Schatzsucher-Schulen

► Antrag: „Auf Schatzsuche in NRW: Unsere Schulen zu Schatzsucher-Schulen ausstatten“ (17/5628; Antrag der SPD-Fraktion)

► Fachausschuss: Ausschuss für Schule und Bildung

► Zeit: Mittwoch, 2. Oktober 2019, 13.30 Uhr

► Raum: Plenarsaal

Tagesordnung

„Immer noch entscheiden die Postleitzahl des Wohnortes und die Herkunft der Eltern über die Chancen in Schule, Ausbildung, Studium und Beruf“, schreibt die Fraktion in ihrem Antrag. Folgen habe dies für Schülerinnen und Schüler aus sozial benachteiligten Schichten, „Schätze in Form von jungen Talenten“ blieben verborgen. Die Landesregierung solle ein „ganzheitliches Konzept für Schulen mit schwierigen Standortfaktoren“ vorlegen. Die Fraktion fordert u. a. einen „harten, schulscharfen Sozialindex, der sich an der Zusammensetzung der Schülerschaft und dem Standort der Schule bei der Verteilung von Mitteln orientiert“. Im Schulsystem müssten „ungleiche Bedingungen ungleich behandelt werden“.    

Neutralität der Justiz

► Gesetzentwurf: „Gesetz zur Stärkung religiöser und weltanschaulicher Neutralität der Justiz des Landes Nordrhein-Westfalen“ (17/3774, Gesetzentwurf der Landesregierung)
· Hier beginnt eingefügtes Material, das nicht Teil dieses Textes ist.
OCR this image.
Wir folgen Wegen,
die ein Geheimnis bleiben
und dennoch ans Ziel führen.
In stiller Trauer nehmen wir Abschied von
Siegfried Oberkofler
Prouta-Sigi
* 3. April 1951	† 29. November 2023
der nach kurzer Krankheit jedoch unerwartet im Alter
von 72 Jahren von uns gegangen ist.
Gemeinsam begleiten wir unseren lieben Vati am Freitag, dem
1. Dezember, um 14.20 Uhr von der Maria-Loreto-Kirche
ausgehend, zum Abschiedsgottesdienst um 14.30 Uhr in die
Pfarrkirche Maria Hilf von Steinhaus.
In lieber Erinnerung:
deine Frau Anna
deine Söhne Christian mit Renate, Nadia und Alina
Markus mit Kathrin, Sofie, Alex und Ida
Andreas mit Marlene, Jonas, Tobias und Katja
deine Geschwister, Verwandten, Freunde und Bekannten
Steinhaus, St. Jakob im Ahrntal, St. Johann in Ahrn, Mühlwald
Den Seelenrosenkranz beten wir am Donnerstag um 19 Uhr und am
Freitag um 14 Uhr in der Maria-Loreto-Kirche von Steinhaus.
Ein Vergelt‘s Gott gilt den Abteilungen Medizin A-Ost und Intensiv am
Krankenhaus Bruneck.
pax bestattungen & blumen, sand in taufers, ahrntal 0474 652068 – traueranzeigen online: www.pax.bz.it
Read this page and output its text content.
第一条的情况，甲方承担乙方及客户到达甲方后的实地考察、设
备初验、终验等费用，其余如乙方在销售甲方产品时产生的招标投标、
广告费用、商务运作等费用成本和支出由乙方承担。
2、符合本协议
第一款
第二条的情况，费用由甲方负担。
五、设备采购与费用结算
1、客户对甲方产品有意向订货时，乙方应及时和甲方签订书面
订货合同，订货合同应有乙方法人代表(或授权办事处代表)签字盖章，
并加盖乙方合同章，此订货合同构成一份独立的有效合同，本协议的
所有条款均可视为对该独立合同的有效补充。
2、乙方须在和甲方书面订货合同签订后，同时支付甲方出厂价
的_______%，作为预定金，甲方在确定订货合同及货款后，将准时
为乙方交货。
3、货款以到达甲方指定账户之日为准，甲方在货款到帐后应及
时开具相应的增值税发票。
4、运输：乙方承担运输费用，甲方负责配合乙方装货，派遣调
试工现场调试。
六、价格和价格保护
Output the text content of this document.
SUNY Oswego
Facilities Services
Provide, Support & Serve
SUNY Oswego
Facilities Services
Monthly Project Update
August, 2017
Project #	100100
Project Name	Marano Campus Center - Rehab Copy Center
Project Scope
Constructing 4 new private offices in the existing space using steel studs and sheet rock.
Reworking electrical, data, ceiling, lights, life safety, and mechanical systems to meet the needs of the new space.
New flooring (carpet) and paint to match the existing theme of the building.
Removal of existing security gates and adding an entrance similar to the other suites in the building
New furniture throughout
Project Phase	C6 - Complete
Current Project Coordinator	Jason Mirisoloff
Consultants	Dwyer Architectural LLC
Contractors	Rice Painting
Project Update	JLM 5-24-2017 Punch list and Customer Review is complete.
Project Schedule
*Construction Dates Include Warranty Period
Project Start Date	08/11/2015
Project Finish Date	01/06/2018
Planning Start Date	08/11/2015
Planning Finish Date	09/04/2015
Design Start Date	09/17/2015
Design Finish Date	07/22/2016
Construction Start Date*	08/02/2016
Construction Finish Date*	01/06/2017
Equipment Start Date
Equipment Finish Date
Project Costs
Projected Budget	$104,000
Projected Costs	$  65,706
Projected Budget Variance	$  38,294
► Fachausschuss: Rechtsausschuss

► Zeit: Mittwoch, 2. Oktober 2019, 15.30 Uhr

► Raum: E3-A02

Tagesordnung

Mit dem Gesetz sollen einheitliche Kleidungsregelungen für Berufsrichterinnen und Berufsrichter, ehrenamtliche Richterinnen und Richter, Staatsanwältinnen und Staatsanwälte, Rechtsreferendarinnen und Rechtsreferendare sowie alle übrigen Justizbeschäftigten geschaffen werden. Den Genannten soll verboten werden, „im Gerichtssaal und bei Ausübung hoheitsrechtlicher Tätigkeiten, bei der mit einer Wahrnehmung durch Dritte zu rechnen ist, religiös oder weltanschaulich konnotierte Kleidung zu tragen“. Das für Richterinnen und Richter sowie Beamtinnen und Beamte bereits geltende Verbot der Gesichtsverhüllung bei Ausübung hoheitsrechtlicher Tätigkeiten soll auf alle Justizbeschäftigten ausgeweitet werden.